Look at the bars to the far right and far left and you’ll see a mirror image of a related problem. On the right, you’ll see mobile attracts 20 percent of time spent but only four percent of ad spend. On the left, print accounts for only five percent of media time, but it gobbles up 19 percent of ad spend.
This chart shows that there’s lag time separating consumer behavior and how advertisers respond. If you work in marketing, seeing discrepancies like this should evoke a two-word response: massive opportunity.
It’s a massive opportunity because the chances are excellent that your competition has talked themselves out of advertising in mobile at a level anyone would consider to be more than dabbling. They probably aren’t making the right choices for one or more of the following reasons:
They don’t see their competition doing it yet.
Their agencies aren’t suggesting it.
They don’t believe that advertising in mobile makes sense for their business.
They have had a negative experience with mobile and are feeling gun shy.
They aren’t aware of just how much their consumers’ behavior has changed in favor of mobile.
They are aware but don’t know how to respond to the mobile migration.
They have a vague sense of what they should do but don’t know whom to ask for help.
They think that dabbling is enough, that spending just enough to check a box will allow them to show that they are, in fact, embracing mobile.
I encourage you to put aside all these reasons for inaction and instead focus on some indisputable facts that should embolden you. It’s time to pivot your advertising budget so you can close the mobile time spent vs. media spend gap that almost certainly applies to your business, too.
Today, over 50 percent of digital media time spent is with mobile apps.
We spend one out of every five of those minutes using Facebook.
Facebook has nearly 800 million daily mobile users, and the company possesses extraordinarily rich data about them.
Facebook therefore can do more to help mobile marketers target extremely well defined audiences than anybody else.

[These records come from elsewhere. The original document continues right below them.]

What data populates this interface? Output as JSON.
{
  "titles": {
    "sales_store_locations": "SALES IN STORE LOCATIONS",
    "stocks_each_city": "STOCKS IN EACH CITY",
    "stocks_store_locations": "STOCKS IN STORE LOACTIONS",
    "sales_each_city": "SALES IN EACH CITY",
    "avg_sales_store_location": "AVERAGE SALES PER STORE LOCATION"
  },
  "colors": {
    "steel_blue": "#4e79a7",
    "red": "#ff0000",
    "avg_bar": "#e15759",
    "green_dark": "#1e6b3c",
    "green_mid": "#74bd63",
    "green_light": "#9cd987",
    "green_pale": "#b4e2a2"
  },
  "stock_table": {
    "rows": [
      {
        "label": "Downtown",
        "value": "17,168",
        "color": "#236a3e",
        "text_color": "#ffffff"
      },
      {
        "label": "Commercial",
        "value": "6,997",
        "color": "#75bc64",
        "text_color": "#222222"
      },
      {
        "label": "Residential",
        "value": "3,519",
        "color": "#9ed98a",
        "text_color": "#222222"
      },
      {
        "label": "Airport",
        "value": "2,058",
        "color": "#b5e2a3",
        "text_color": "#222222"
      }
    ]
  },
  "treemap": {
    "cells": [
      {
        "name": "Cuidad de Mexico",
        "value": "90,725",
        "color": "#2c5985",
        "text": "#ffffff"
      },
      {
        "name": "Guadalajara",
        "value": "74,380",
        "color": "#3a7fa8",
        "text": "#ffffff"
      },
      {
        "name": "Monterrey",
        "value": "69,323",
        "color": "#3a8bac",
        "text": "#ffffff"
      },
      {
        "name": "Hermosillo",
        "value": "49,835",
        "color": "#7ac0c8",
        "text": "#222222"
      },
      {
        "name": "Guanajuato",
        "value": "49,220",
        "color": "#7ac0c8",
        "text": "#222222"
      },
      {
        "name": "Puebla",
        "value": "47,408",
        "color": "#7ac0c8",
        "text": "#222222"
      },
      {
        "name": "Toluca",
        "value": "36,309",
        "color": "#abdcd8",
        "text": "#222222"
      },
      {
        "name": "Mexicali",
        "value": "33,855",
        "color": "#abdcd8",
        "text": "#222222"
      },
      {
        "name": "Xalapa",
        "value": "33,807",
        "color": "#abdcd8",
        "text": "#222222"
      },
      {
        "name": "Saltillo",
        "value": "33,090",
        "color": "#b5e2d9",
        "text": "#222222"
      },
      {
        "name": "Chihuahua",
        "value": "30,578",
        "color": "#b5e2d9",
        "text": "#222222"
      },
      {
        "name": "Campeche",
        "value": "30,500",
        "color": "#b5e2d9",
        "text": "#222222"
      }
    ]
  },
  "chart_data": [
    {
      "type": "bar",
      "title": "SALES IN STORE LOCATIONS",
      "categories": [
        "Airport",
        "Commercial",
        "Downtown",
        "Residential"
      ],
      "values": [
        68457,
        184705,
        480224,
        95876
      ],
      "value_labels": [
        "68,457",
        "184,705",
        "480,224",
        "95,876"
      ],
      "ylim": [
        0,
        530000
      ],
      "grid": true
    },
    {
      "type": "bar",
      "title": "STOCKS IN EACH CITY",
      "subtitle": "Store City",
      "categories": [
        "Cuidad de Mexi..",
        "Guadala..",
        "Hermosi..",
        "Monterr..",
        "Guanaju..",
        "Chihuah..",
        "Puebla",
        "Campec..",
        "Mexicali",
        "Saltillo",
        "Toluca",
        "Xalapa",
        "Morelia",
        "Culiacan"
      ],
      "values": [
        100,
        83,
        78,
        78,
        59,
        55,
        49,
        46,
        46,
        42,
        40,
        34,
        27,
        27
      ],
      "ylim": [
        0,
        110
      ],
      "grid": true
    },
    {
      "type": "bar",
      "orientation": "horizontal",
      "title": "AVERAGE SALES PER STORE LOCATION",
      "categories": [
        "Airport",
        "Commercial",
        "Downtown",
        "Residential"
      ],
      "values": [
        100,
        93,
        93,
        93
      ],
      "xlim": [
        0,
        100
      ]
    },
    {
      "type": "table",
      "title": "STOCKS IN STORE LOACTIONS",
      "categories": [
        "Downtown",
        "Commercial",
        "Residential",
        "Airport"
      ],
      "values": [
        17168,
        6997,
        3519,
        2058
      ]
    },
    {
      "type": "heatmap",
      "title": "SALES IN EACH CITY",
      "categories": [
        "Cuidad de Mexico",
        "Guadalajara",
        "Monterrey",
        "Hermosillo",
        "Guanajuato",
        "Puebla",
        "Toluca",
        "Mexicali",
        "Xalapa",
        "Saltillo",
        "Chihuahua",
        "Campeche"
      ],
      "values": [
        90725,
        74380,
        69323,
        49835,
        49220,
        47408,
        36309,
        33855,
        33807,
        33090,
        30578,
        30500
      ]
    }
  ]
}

These insights also help creative teams build ads that Facebook users will find highly relevant.
These ads take up most of a user’s screen, which makes them really engaging.
In other words, Facebook dominates mobile, delivers massive yet finely tuned audience segments, and offers some of the best performing creative ad units, mobile or otherwise.
I’ll close with some history. How did Google look after only 11 quarters of existence as a public company, which is how old Facebook finds itself following last week’s quarterly earnings announcement?
Let’s compare Google and Facebook quarterly earnings through their first 11 quarters post-IPO. This data comes from YCharts.
It’s striking just how closely their numbers match. We should conclude, therefore, that Facebook’s foundation as an advertising business is at least as sturdy as Google’s.
I mention this because today, no marketer says to herself, “Paid search isn’t legitimate. It’s not a real thing.” Search now accounts for half of all digital ad spend, and Google gets the lion’s share. It’s hard to believe marketing plans once lacked paid search.